While frustrating enough when a character suffers Ability Damage to one of their primary ability scores, characters are usually more vulnerable to damage to secondary attributes. Wizards tend to have lower Constitution scores than warriors, and will succumb more quickly to Constitution damage, just as a warrior is usually somewhat deficient in Intelligence. If any ability scores are reduced to zero, that character will become incapacitated until the score is improved. The sole exception to this rule is in the case of Constitution damage - a score of zero is fatal.

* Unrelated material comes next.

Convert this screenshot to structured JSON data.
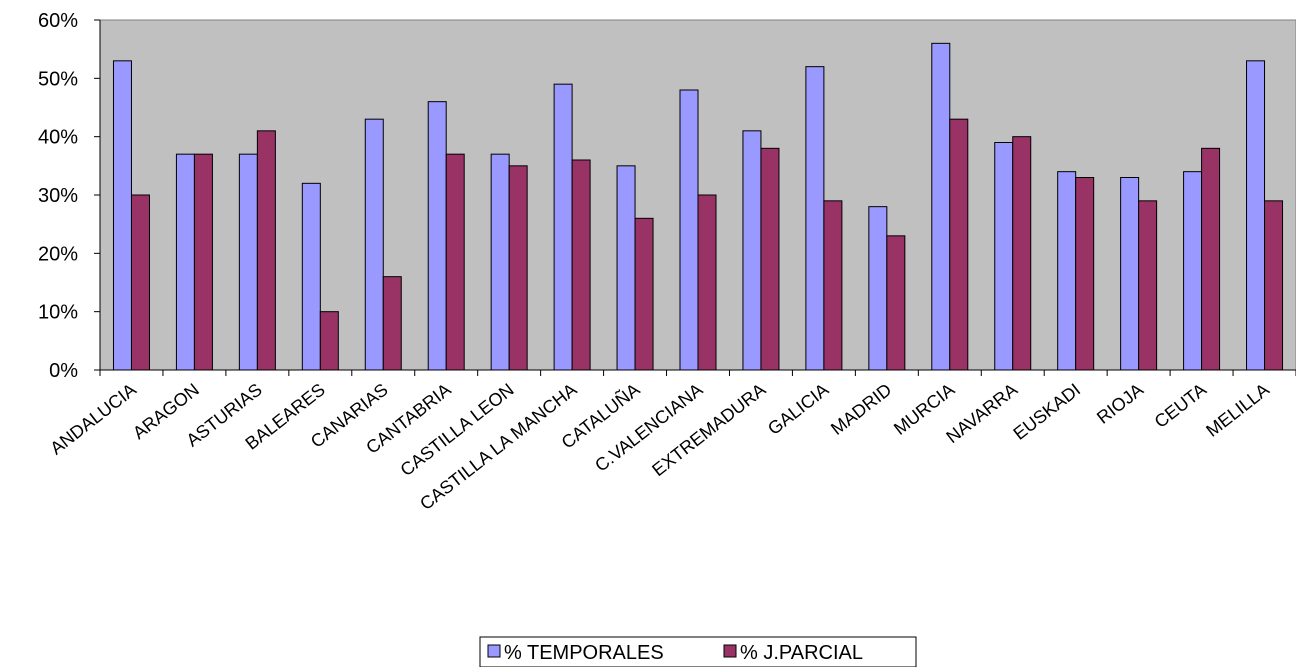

Ability Damage can be healed by resting, although it’s a much slower process when compared to Hit Points. If you want to remove such damage in any sort of an acceptable time frame, you’ll need to make use of Restoration spells or similar healing magics.

Disease and Poison

The two most common sources of Ability Damage are disease and poison (especially the latter - damned Giant Spiders!), and both function similarly. When foes capable of afflicting these statuses successfully attack, the victim will usually be entitled to a Fortitude Save (the DC varies by the virulence of the disease or poison). Should they succeed, they’ll suffer no ill effects aside from whatever Hit Point damage the attack inflicts. If they fail, they’ll immediately suffer Ability Damage (which also varies according to the nature of the disease or poison) and become diseased or poisoned.

When a character becomes diseased or poisoned, the truly insidious nature of these ailments reveals itself. Not only will you take whatever damage (Hit Point damage, Ability Damage, or both) the initial attack dealt, but you’ll take recurring Ability Damage until you finally succeed at a Fortitude Save. Diseases tend to inflict their damage more slowly than poison does, and both can be removed by divine magic should a character’s Fortitude Save not be up to snuff. The Ability Damage sustained by the disease or poison is not removed if the disease or poison itself is removed - you’ll have to recover such damage independently.

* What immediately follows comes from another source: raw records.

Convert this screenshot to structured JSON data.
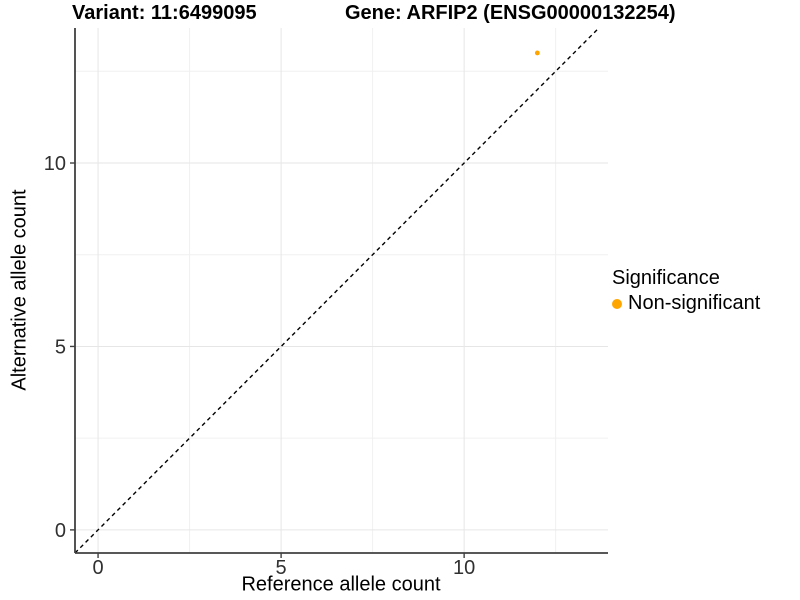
{
  "chart_data": {
    "type": "scatter",
    "titles": {
      "variant": "Variant: 11:6499095",
      "gene": "Gene: ARFIP2 (ENSG00000132254)"
    },
    "xlabel": "Reference allele count",
    "ylabel": "Alternative allele count",
    "xlim": [
      -0.63,
      13.93
    ],
    "ylim": [
      -0.63,
      13.68
    ],
    "x_ticks": {
      "values": [
        0,
        5,
        10
      ],
      "labels": [
        "0",
        "5",
        "10"
      ]
    },
    "y_ticks": {
      "values": [
        0,
        5,
        10
      ],
      "labels": [
        "0",
        "5",
        "10"
      ]
    },
    "x_minor_gridlines": [
      2.5,
      7.5,
      12.5
    ],
    "y_minor_gridlines": [
      2.5,
      7.5,
      12.5
    ],
    "grid": "on",
    "series": [
      {
        "name": "Non-significant",
        "color": "#FFA500",
        "points": [
          {
            "x": 12,
            "y": 13
          }
        ]
      }
    ],
    "reference_line": {
      "kind": "identity y=x",
      "style": "dashed",
      "color": "#000000"
    },
    "legend": {
      "title": "Significance",
      "position": "right",
      "entries": [
        {
          "label": "Non-significant",
          "color": "#FFA500",
          "marker": "circle"
        }
      ]
    },
    "colors": {
      "grid_major": "#e6e6e6",
      "grid_minor": "#f0f0f0",
      "axis_line": "#404040",
      "tick_text": "#303030",
      "background": "#ffffff"
    }
  }
}
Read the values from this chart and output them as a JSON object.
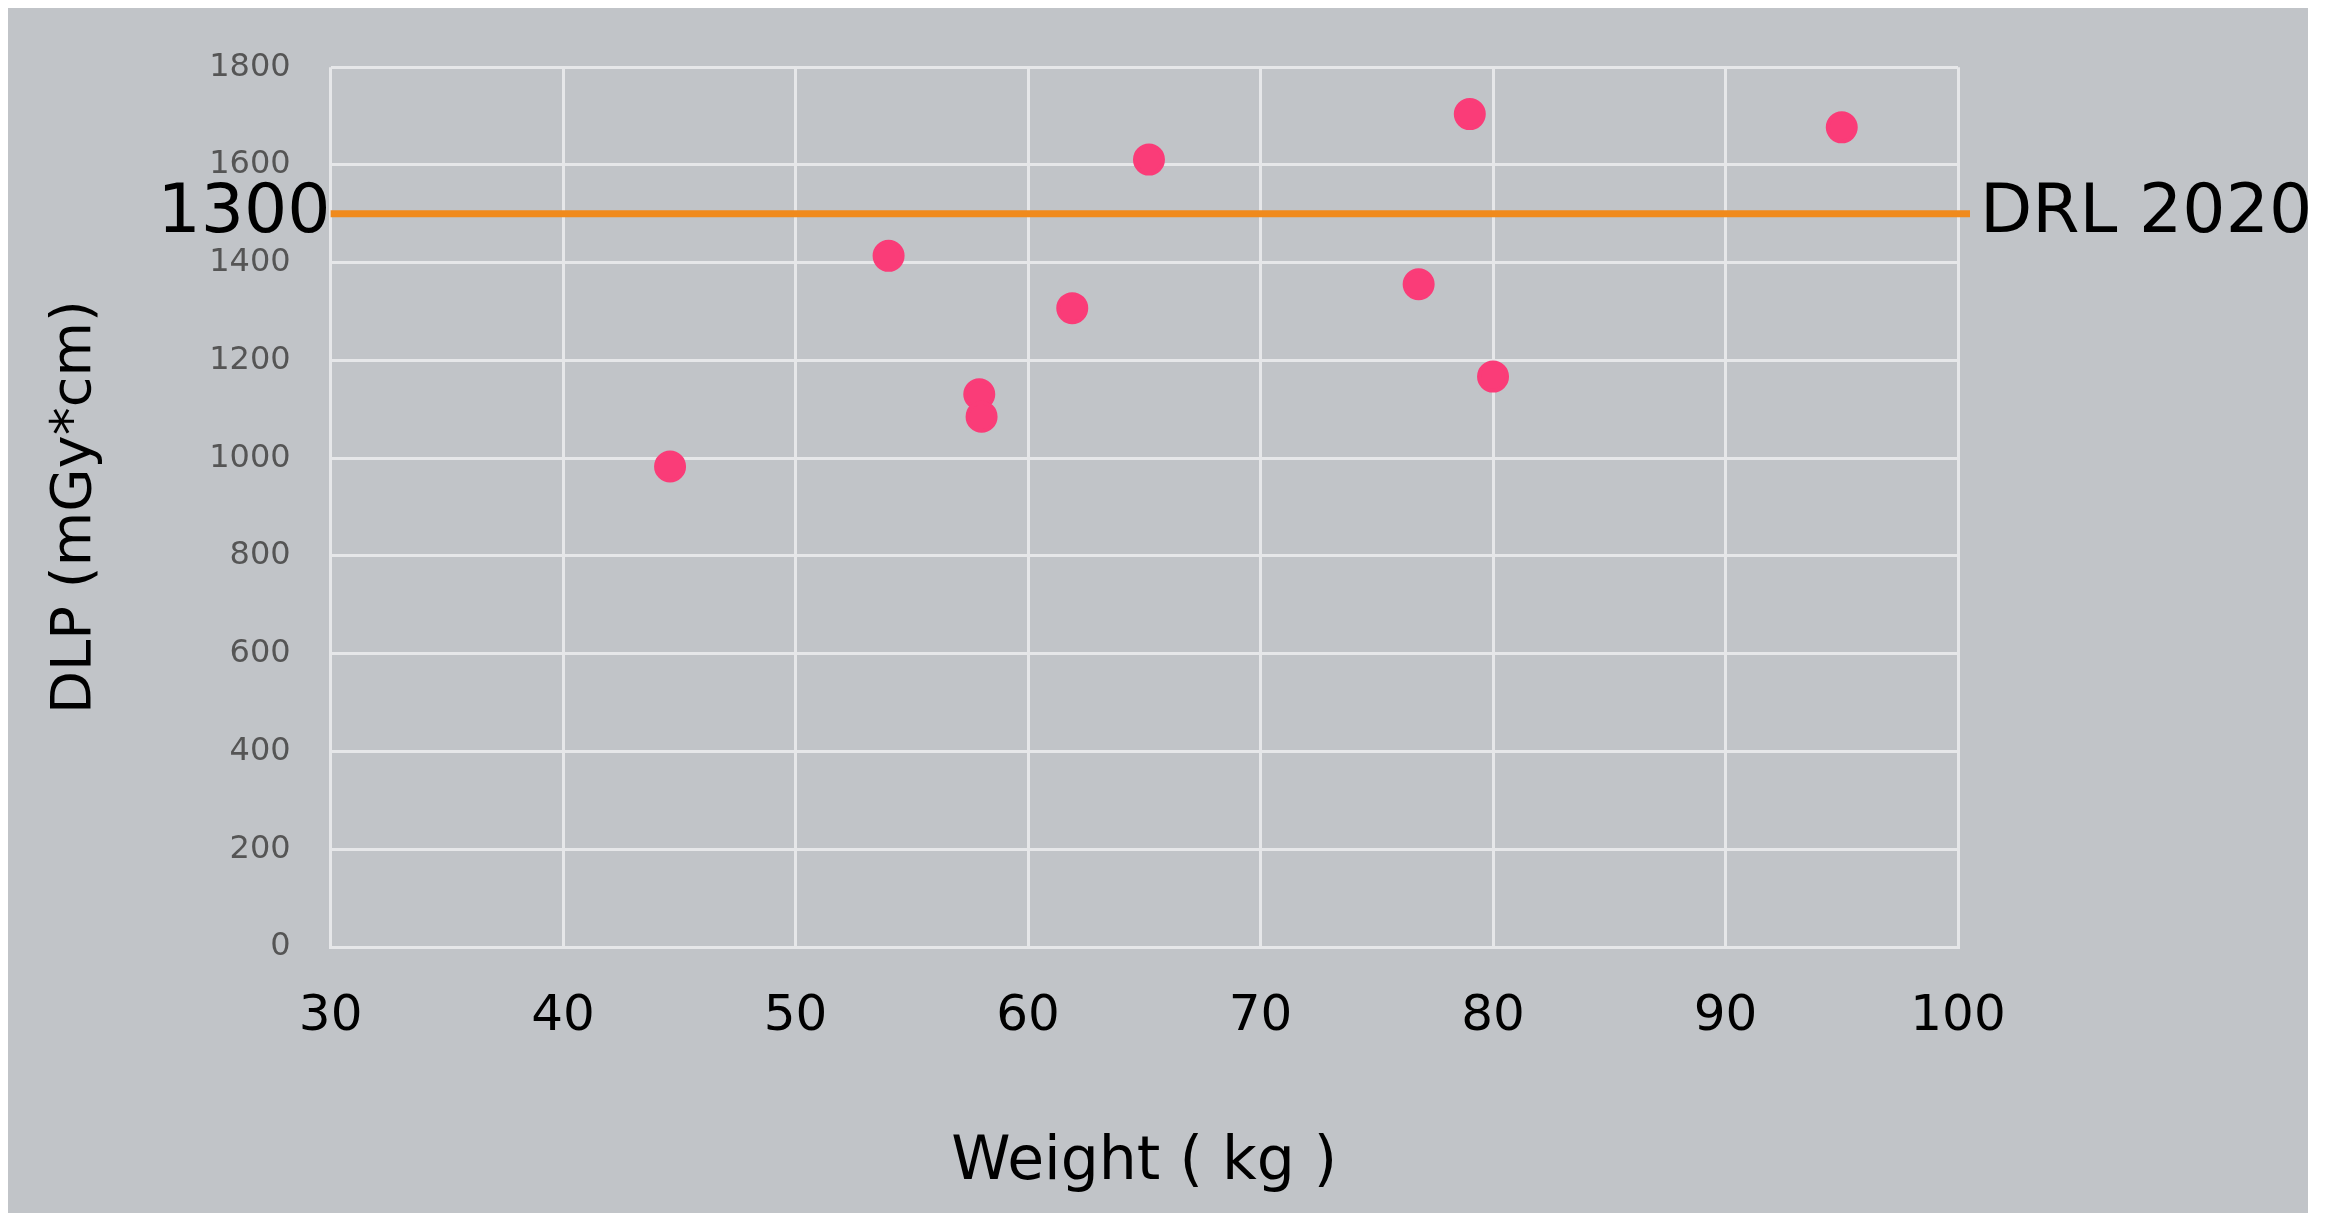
{
  "chart_data": {
    "type": "scatter",
    "xlabel": "Weight ( kg )",
    "ylabel": "DLP (mGy*cm)",
    "x": [
      44.6,
      54.0,
      57.9,
      58.0,
      61.9,
      65.2,
      76.8,
      79.0,
      80.0,
      95.0
    ],
    "values": [
      983,
      1414,
      1131,
      1085,
      1307,
      1611,
      1356,
      1704,
      1167,
      1677
    ],
    "color": "#fa3c78",
    "marker": "circle",
    "xlim": [
      30,
      100
    ],
    "xticks": [
      30,
      40,
      50,
      60,
      70,
      80,
      90,
      100
    ],
    "ylim": [
      0,
      1800
    ],
    "yticks": [
      0,
      200,
      400,
      600,
      800,
      1000,
      1200,
      1400,
      1600,
      1800
    ],
    "grid": true,
    "legend": false,
    "ref_lines": [
      {
        "axis": "y",
        "value": 1500,
        "label": "DRL 2020",
        "color": "#f08a1c",
        "line_style": "solid"
      }
    ],
    "annotations": [
      {
        "text": "1300",
        "x": 30,
        "y": 1500
      }
    ]
  }
}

It’s worth noting that you will not naturally start healing Ability Damage until the disease or poison causing it is first removed. This information is more relevant for diseases, which tend to be significantly slower about applying Ability Damage than poisons are. It’s possible to be inflicted by numerous diseases and/or poisons at the same time.

Curses and Spells

While disease and poison are common sources of Ability Damage, some spells can also inflict Ability Damage. At the outset this Ability Damage is usually temporary - spells like Ray of Enfeeblement, for example, temporarily lower a target’s Strength score. Unlike diseases and poisons, spells typically do all their damage up front, pending a failed Saving Throw; unless it’s a spell that replicates the effects of disease or poison, of course. Ability Damage from a spell (assuming it’s not temporary, in which case it’ll be restored when the spell’s duration ends) can be cured with rest or restoration spells, as normal.

Curses are somewhat rarer, but they can inflict Ability Damage. In this case, the curse must first be removed (ideally with the Remove Curse divine spell) before the Ability Damage can be cured.